In [None]:
from autogluon.tabular import TabularDataset
from lib.autogluon import MultilabelPredictor

## Training

Let's now apply our multi-label predictor to predict multiple columns in a data table. We first train models to predict each of the labels.

In [None]:
train_data = TabularDataset('https://autogluon.s3.amazonaws.com/datasets/Inc/train.csv')
subsample_size = 500  # subsample subset of data for faster demo, try setting this to much larger values
train_data = train_data.sample(n=subsample_size, random_state=0)
train_data.head()

In [None]:
labels = ['education-num','education','class']  # which columns to predict based on the others
problem_types = ['regression','multiclass','binary']  # type of each prediction problem (optional)
eval_metrics = ['mean_absolute_error','accuracy','accuracy']  # metrics used to evaluate predictions for each label (optional)
save_path = 'agModels-predictEducationClass'  # specifies folder to store trained models (optional)

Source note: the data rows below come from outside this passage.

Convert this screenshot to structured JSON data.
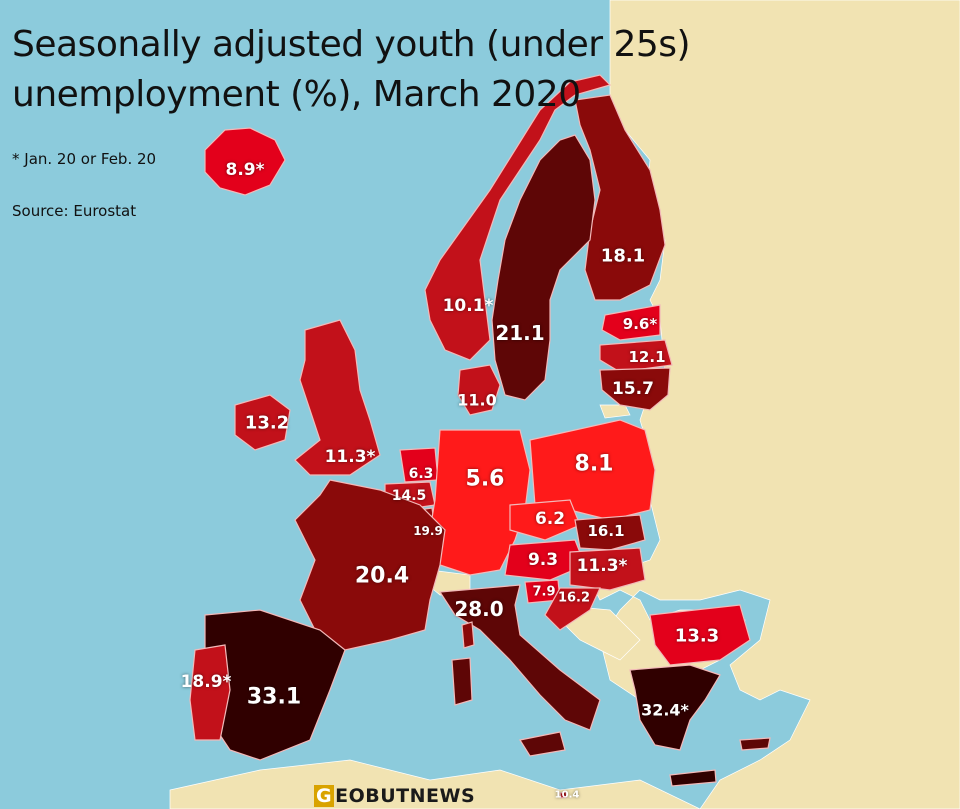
{
  "title": {
    "line1": "Seasonally adjusted youth (under 25s)",
    "line2": "unemployment (%), March 2020"
  },
  "footnote": "* Jan. 20 or Feb. 20",
  "source": "Source: Eurostat",
  "logo": {
    "first": "G",
    "rest": "EOBUTNEWS"
  },
  "colors": {
    "sea": "#8ccbdc",
    "no_data_land": "#f1e3b2",
    "bright_red": "#ff1a1a",
    "red": "#e3001b",
    "mid_red": "#c2111a",
    "dark_red": "#8a0a0a",
    "very_dark_red": "#5e0606",
    "darkest": "#300000"
  },
  "values": {
    "iceland": "8.9*",
    "finland": "18.1",
    "norway": "10.1*",
    "sweden": "21.1",
    "estonia": "9.6*",
    "latvia": "12.1",
    "lithuania": "15.7",
    "denmark": "11.0",
    "ireland": "13.2",
    "uk": "11.3*",
    "netherlands": "6.3",
    "belgium": "14.5",
    "luxembourg": "19.9",
    "germany": "5.6",
    "poland": "8.1",
    "czechia": "6.2",
    "slovakia": "16.1",
    "austria": "9.3",
    "hungary": "11.3*",
    "slovenia": "7.9",
    "croatia": "16.2",
    "france": "20.4",
    "italy": "28.0",
    "bulgaria": "13.3",
    "spain": "33.1",
    "portugal": "18.9*",
    "greece": "32.4*",
    "malta": "10.4"
  }
}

time_limit = 5  # how many seconds to train the TabularPredictor for each label, set much larger in your applications!

In [None]:
multi_predictor = MultilabelPredictor(labels=labels, problem_types=problem_types, eval_metrics=eval_metrics, path=save_path)
multi_predictor.fit(train_data, time_limit=time_limit)

## Inference and Evaluation

After training, you can easily use the `MultilabelPredictor` to predict all labels in new data:

In [None]:
test_data = TabularDataset('https://autogluon.s3.amazonaws.com/datasets/Inc/test.csv')
test_data = test_data.sample(n=subsample_size, random_state=0)
test_data_nolab = test_data.drop(columns=labels)  # unnecessary, just to demonstrate we're not cheating here
test_data_nolab.head()

In [None]:
multi_predictor = MultilabelPredictor.load(save_path)  # unnecessary, just demonstrates how to load previously-trained multilabel predictor from file

predictions = multi_predictor.predict(test_data_nolab)
print("Predictions:  \n", predictions)

We can also easily evaluate the performance of our predictions if our new data contain the ground truth labels:

In [None]:
evaluations = multi_predictor.evaluate(test_data)
print(evaluations)
print("Evaluated using metrics:", multi_predictor.eval_metrics)

## Accessing the TabularPredictorÂ for One Label

We can also directly work with the `TabularPredictor` for any one of the labels as follows. However we recommend you set `consider_labels_correlation=False` before training if you later plan to use an individual `TabularPredictor` to predict just one label rather than all of the labels predicted by the `MultilabelPredictor`.

In [None]:
predictor_class = multi_predictor.get_predictor('class')
predictor_class.leaderboard(silent=True)

## Tips

In order to obtain the best predictions, you should generally add the following arguments to `MultilabelPredictor.fit()`:

1) Specify `eval_metrics` to the metrics you will use to evaluate predictions for each label

2) Specify `presets='best_quality'` to tell AutoGluon you care about predictive performance more than latency/memory usage, which will utilize stack ensembling when predicting each label.


If you find that too much memory/disk is being used, try calling `MultilabelPredictor.fit()` with additional arguments discussed under ["If you encounter memory issues" in the In Depth Tutorial](../tabular-indepth.ipynb) or ["If you encounter disk space issues"](../tabular-indepth.ipynb).

If you find inference too slow, you can try the strategies discussed under ["Accelerating Inference" in the In Depth Tutorial](../tabular-indepth.ipynb).
In particular, simply try specifying the following preset in `MultilabelPredictor.fit()`: `presets = ['good_quality', 'optimize_for_deployment']`